En 2026, el Estudio Marcas con Valores muestra una caída del consumo responsable al 5%, su mínimo histórico. Este descenso revela un panorama de desconfianza y precariedad que ha frenado el avance hacia prácticas sostenibles. Al mismo tiempo, el "Efecto 20-26" destaca el regreso a niveles de cinismo y desinterés similares a los de 2020, impulsado por factores económicos y sociales.
Frente a este desafío, las marcas globales tienen la oportunidad de liderar un cambio real. La crisis del consumo consciente en España no es solo una emergencia local: es un aviso para empresas de todo el mundo. Revertir esta tendencia exige comunicación sencilla y transparente, hechos demostrables y una visión que recupere la esperanza compartida.
Entre 2022 y 2026, la preocupación ambiental y ética en las decisiones de compra retrocedió drásticamente. Solo el 36% de los consumidores considera el impacto medioambiental al elegir transporte, una caída de 17 puntos. La inflación y la pérdida de poder adquisitivo han llevado a priorizar la calidad-precio sobre criterios sostenibles, consolidando un fenómeno Efecto 20-26 en acción.
Factores clave de esta crisis:
Este contexto ha hecho que el 25% de la población sea reticente a considerar el impacto de sus compras, mientras el 45% reconoce haber reducido su búsqueda de productos sostenibles.
La credibilidad de las empresas ha sufrido un colapso: solo el 7% de los consumidores compra hoy en base a iniciativas demostrables. Esta colapso de credibilidad empresarial crea una brecha profunda entre expectativas y realidad.
Perfiles de relación con las marcas en 2026:
La mayoría de los consumidores exige transparencia, pero han perdido la fe en los discursos corporativos. Reconocen que el 60% de los productos baratos se fabrican en condiciones menos responsables.

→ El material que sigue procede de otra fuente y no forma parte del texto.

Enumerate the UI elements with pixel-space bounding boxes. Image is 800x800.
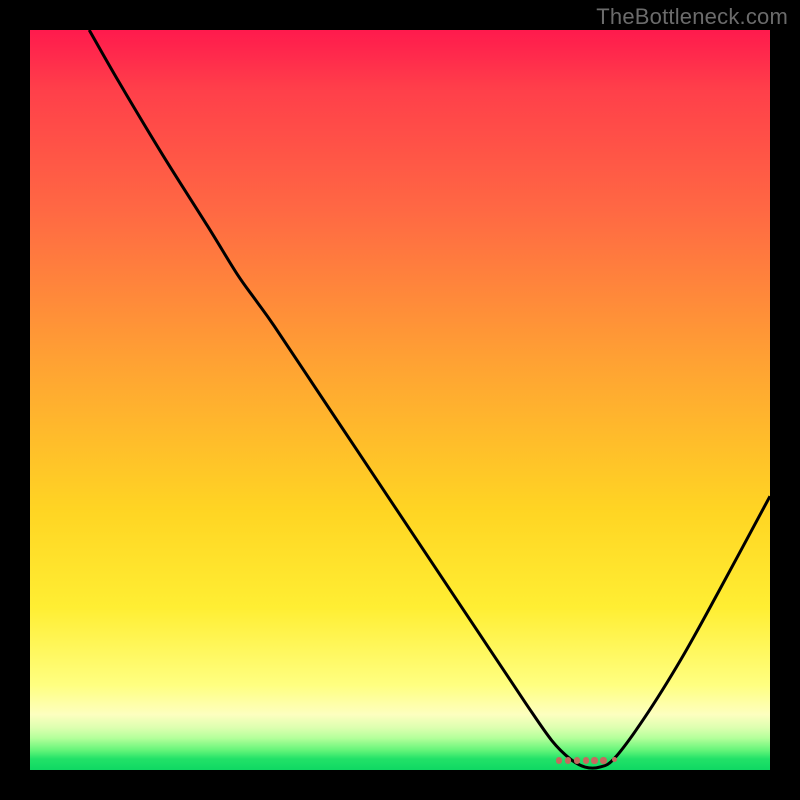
plot-area: [30, 30, 770, 770]
bottleneck-curve: [30, 30, 770, 770]
watermark-text: TheBottleneck.com: [596, 4, 788, 30]
curve-path: [89, 30, 770, 768]
chart-frame: TheBottleneck.com: [0, 0, 800, 800]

A pesar del escenario adverso, existen brotes verdes que marcan el camino para las empresas comprometidas:
Para capitalizar estas oportunidades, las marcas globales deben adoptar un liderazgo empresarial con propósito e innovación, demostrando su compromiso con hechos y resultados tangibles.
Las investigaciones internacionales señalan una austeridad inteligente y consumo reflexivo como rasgos del consumidor actual. Según NielsenIQ, existe una contención estructural del gasto y una evaluación más racional de las compras.
El informe de Capgemini destaca que la IA, la personalización y la conexión emocional son esenciales para que las marcas conecten con audiencias exigentes. La clave está en humanizar la experiencia, ofreciendo productos adaptados a valores y necesidades concretas.
El 70% de los consumidores afirma que escuchará a marcas con comunicación sencilla y transparente. Hoy más que nunca, las empresas globales tienen la visión y los recursos para liderar una nueva era de consumo consciente.
Solo así se podrá reconstruir la confianza y ofrecer a la sociedad la consolidación de la economía circular como alternativa sostenible. Este es el momento para que las marcas globales con propósito actúen como puentes entre la realidad y la esperanza compartida.